Now here is the silver lining: we are only a few blocks away. We will cook and eat our traditional seven fishes and celebrate like we always have and then we will then head over in groups to be with her, shower her with gifts, and feed her Christmas dinner.
I only hope she is at ease this Christmas. That is all we can hope for and my one true Christmas wish.
Writing this has given me a lump in my throat that feels the size of a grapefruit. I try to view life with a positive outlook but I won’t pretend that all of this doesn’t leave a huge hole in my heart. I miss my mom, especially during the holidays.
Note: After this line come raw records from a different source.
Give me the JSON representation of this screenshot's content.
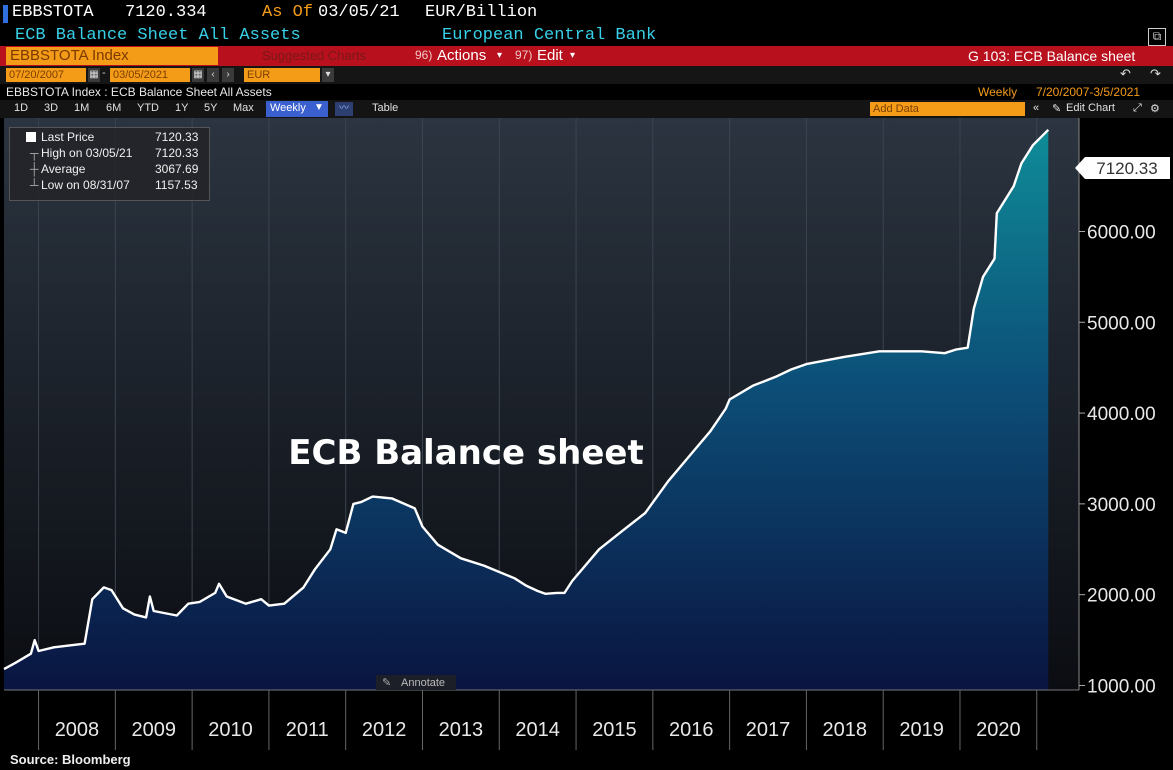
{
  "header": {
    "ticker": "EBBSTOTA",
    "price": "7120.334",
    "as_of_label": "As Of",
    "as_of_date": "03/05/21",
    "unit": "EUR/Billion",
    "description": "ECB Balance Sheet All Assets",
    "source_name": "European Central Bank"
  },
  "toolbar": {
    "security": "EBBSTOTA Index",
    "related": "Suggested Charts",
    "actions_num": "96)",
    "actions_label": "Actions",
    "edit_num": "97)",
    "edit_label": "Edit",
    "page_title": "G 103: ECB Balance sheet"
  },
  "range": {
    "start": "07/20/2007",
    "end": "03/05/2021",
    "currency": "EUR"
  },
  "subheader": {
    "title": "EBBSTOTA Index : ECB Balance Sheet All Assets",
    "frequency": "Weekly",
    "period": "7/20/2007-3/5/2021"
  },
  "periods": [
    "1D",
    "3D",
    "1M",
    "6M",
    "YTD",
    "1Y",
    "5Y",
    "Max"
  ],
  "controls": {
    "frequency_select": "Weekly",
    "table": "Table",
    "add_data": "Add Data",
    "edit_chart": "Edit Chart",
    "annotate": "Annotate"
  },
  "legend": {
    "last_price_label": "Last Price",
    "last_price": "7120.33",
    "high_label": "High on 03/05/21",
    "high": "7120.33",
    "average_label": "Average",
    "average": "3067.69",
    "low_label": "Low on 08/31/07",
    "low": "1157.53"
  },
  "chart_data": {
    "type": "area",
    "title": "ECB Balance sheet",
    "ylim": [
      950,
      7250
    ],
    "yticks": [
      1000,
      2000,
      3000,
      4000,
      5000,
      6000
    ],
    "ytick_labels": [
      "1000.00",
      "2000.00",
      "3000.00",
      "4000.00",
      "5000.00",
      "6000.00"
    ],
    "last_value_label": "7120.33",
    "xlim": [
      2007.55,
      2021.55
    ],
    "x_labels": [
      "2008",
      "2009",
      "2010",
      "2011",
      "2012",
      "2013",
      "2014",
      "2015",
      "2016",
      "2017",
      "2018",
      "2019",
      "2020"
    ],
    "x": [
      2007.55,
      2007.7,
      2007.9,
      2007.95,
      2008.0,
      2008.2,
      2008.5,
      2008.6,
      2008.7,
      2008.85,
      2008.95,
      2009.1,
      2009.25,
      2009.4,
      2009.45,
      2009.5,
      2009.8,
      2009.95,
      2010.1,
      2010.3,
      2010.35,
      2010.45,
      2010.7,
      2010.9,
      2011.0,
      2011.2,
      2011.45,
      2011.6,
      2011.8,
      2011.88,
      2012.0,
      2012.1,
      2012.2,
      2012.35,
      2012.6,
      2012.9,
      2013.0,
      2013.2,
      2013.5,
      2013.8,
      2014.0,
      2014.2,
      2014.35,
      2014.5,
      2014.6,
      2014.75,
      2014.85,
      2014.95,
      2015.3,
      2015.6,
      2015.9,
      2016.2,
      2016.5,
      2016.75,
      2016.95,
      2017.0,
      2017.3,
      2017.6,
      2017.8,
      2018.0,
      2018.5,
      2018.95,
      2019.5,
      2019.8,
      2019.95,
      2020.1,
      2020.18,
      2020.3,
      2020.45,
      2020.48,
      2020.7,
      2020.8,
      2020.95,
      2021.15
    ],
    "y": [
      1180,
      1250,
      1350,
      1500,
      1380,
      1420,
      1450,
      1460,
      1950,
      2080,
      2050,
      1850,
      1780,
      1750,
      1980,
      1820,
      1770,
      1900,
      1920,
      2020,
      2120,
      1980,
      1900,
      1950,
      1880,
      1900,
      2080,
      2280,
      2500,
      2720,
      2680,
      3000,
      3020,
      3080,
      3060,
      2950,
      2750,
      2550,
      2400,
      2320,
      2250,
      2180,
      2100,
      2040,
      2010,
      2020,
      2020,
      2150,
      2500,
      2700,
      2900,
      3250,
      3550,
      3800,
      4050,
      4150,
      4300,
      4400,
      4480,
      4540,
      4620,
      4680,
      4680,
      4660,
      4700,
      4720,
      5150,
      5500,
      5700,
      6200,
      6500,
      6750,
      6950,
      7120
    ]
  },
  "source_note": "Source: Bloomberg"
}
The grief can be overwhelming when I think about her sitting in her chair looking out her window, especially at Christmas while we are all going on with our lives. But, I try not to go to that place for too long. It’s too sad. I know she would have given her right arm to be with us on the holiday she worked so hard to make memorable for all of us. I have come to accept that our new normal is bringing Christmas to her and that is more than okay. I will honor her by doing my part to create warmth and magic in my home for years to come.